Quantification of adsorption processes
on clay mineral surfaces
is often necessary to predict the extent and the evolution of contaminants’
migration in surficial and underground environments. Many studies
have been dedicated to retention measurement as a function of pH and
ionic strength in relation with the two main identified adsorption
processes for clay minerals, that is, cation exchange on their basal
surfaces and surface complexation on their edge surfaces. The latest
process has been repeatedly assessed as an effective retention mechanism
at circumneutral pH conditions, which often prevail in natural environments.

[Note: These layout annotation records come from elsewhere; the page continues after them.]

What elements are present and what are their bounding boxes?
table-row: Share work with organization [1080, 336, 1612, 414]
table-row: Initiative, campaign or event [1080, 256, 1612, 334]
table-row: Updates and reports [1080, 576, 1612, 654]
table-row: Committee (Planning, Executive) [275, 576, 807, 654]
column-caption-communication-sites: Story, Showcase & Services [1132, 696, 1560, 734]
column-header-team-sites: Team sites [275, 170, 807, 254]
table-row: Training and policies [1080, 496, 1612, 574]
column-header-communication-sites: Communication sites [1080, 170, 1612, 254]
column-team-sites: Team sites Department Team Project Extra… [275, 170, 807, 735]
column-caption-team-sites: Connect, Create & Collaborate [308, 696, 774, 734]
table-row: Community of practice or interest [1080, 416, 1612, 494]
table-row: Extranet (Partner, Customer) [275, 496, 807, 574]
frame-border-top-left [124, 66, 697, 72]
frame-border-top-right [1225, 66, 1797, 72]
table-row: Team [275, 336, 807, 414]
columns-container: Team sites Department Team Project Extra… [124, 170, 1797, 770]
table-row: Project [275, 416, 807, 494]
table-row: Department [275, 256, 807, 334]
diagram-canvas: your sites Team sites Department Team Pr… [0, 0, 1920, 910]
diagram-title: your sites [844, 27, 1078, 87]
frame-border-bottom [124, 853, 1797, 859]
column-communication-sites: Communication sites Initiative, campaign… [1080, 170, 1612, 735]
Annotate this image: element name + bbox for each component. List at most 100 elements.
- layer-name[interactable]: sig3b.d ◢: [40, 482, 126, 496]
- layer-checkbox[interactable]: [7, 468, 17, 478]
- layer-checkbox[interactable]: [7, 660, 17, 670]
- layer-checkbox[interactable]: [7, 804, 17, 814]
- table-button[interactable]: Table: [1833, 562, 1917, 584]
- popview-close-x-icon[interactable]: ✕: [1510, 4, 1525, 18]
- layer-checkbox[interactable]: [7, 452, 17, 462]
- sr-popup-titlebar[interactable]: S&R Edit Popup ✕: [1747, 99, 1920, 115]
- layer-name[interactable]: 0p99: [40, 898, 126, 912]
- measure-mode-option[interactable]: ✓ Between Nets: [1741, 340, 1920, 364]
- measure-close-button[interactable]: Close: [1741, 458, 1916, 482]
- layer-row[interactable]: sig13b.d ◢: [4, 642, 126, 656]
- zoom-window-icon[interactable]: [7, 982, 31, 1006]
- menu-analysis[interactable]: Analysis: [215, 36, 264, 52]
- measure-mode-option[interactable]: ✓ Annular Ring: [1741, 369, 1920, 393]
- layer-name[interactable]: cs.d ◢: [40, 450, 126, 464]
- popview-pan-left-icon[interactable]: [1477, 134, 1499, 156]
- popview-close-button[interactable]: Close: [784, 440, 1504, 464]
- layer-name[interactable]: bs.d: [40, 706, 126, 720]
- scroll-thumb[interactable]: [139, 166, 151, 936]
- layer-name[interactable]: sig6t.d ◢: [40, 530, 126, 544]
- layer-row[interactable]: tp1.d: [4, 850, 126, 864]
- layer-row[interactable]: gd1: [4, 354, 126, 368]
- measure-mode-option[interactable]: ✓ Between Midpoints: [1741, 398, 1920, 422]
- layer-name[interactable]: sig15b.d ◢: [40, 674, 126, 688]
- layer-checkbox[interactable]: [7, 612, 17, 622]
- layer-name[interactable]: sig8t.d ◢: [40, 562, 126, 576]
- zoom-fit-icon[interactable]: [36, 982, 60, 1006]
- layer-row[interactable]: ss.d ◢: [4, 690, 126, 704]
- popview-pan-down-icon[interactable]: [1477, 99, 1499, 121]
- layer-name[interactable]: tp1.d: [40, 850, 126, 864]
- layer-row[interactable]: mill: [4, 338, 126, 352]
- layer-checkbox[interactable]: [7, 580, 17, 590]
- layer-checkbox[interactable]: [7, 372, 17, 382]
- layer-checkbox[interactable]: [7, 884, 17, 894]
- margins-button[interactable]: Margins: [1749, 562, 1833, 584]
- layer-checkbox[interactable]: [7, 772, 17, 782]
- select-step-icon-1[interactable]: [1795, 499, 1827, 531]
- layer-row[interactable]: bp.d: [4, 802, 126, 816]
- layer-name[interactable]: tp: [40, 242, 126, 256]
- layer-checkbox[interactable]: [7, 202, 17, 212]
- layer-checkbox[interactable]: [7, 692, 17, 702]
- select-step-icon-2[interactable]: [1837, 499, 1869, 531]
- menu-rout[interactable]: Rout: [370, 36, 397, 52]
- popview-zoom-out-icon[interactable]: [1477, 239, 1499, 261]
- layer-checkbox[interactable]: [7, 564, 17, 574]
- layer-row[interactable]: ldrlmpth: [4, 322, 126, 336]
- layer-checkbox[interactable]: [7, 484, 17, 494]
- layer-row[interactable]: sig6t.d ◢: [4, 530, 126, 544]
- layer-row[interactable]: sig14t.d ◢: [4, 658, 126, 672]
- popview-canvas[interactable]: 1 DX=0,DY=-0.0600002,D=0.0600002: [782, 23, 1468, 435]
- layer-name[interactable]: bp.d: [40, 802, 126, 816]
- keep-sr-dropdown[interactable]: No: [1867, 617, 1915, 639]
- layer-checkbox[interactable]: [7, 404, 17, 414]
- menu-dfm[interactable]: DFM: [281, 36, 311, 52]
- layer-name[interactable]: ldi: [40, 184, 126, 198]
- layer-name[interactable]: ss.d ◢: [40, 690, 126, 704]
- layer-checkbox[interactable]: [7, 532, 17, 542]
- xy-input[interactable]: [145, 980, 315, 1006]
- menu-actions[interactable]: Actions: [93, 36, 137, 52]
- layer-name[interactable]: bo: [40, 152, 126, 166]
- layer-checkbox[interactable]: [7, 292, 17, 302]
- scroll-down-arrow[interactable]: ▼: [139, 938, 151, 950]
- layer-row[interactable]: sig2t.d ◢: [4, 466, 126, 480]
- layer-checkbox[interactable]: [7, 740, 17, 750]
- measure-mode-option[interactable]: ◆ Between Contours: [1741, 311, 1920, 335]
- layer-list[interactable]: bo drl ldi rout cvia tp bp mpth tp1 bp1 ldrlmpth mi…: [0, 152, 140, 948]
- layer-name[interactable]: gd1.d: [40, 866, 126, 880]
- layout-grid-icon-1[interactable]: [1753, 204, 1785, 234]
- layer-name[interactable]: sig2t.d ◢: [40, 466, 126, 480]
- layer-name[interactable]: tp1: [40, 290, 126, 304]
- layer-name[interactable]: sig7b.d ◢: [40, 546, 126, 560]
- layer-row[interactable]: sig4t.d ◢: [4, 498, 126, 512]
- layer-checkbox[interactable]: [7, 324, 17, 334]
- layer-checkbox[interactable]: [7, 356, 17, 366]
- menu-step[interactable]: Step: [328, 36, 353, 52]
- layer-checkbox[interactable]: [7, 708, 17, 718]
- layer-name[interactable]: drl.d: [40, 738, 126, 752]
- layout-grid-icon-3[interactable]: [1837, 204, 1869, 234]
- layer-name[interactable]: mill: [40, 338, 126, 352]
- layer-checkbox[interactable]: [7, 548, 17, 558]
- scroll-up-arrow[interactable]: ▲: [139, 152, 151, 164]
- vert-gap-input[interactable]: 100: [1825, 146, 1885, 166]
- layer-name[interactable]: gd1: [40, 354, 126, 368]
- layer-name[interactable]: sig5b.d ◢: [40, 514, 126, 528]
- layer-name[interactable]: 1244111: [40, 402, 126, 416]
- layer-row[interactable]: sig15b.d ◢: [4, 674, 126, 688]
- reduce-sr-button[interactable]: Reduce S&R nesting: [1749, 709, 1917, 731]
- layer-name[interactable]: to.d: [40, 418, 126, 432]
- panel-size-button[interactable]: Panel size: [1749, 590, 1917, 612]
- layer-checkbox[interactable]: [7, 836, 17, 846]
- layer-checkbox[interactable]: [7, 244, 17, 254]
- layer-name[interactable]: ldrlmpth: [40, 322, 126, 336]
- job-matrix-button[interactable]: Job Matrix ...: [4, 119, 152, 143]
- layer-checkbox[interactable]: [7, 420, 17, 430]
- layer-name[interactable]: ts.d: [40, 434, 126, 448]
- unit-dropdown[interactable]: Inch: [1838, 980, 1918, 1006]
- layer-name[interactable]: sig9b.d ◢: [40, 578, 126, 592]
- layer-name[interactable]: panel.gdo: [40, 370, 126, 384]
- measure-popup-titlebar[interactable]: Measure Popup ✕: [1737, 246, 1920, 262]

This assessment must however be tempered by the lack of information
about competitive processes that can take place with the numerous
chemical species present in natural settings, compared to simplified
systems investigated in laboratory experiments. In this study, we
quantified experimentally the competition between Pb2+,
Co2+, Zn2+, and Mg2+ for specific
adsorption on montmorillonite edge surfaces. Zn2+ was an
effective competitor with Pb2+ and Co2+, and
our results showed also unambiguously the influence of Mg2+ concentration levels on the specific adsorption of Pb2+ and Co2+. Because of the high ionic strength used in
the experiments, cation exchange with Mg2+ was dismissed
as a possible reason for such competition process, leaving specific
competitive adsorption on edge surfaces as a unique explanation for
our observations. Modeling of Pb2+ adsorption data with
a state-of-art electrostatic complexation model for montmorillonite
edge surfaces, supported by state-of-the-art, made it possible to
distinguish two types of possible competition driving forces: Zn2+ competition for adsorption site occupancy but also detrimental
changes in surface electrostatic potential following Mg2+ adsorption on sites neighboring those of Pb2+ adsorption.
Mg2+ competition observed in our experiment should apply
in most of clayey environments. Consequently, adsorption data obtained
on pure clay mineral phases, and the associated models that have been
built based on these data without considering the geochemical background
in competitive species, may overestimate the retention properties
of clay minerals when applied to natural settings.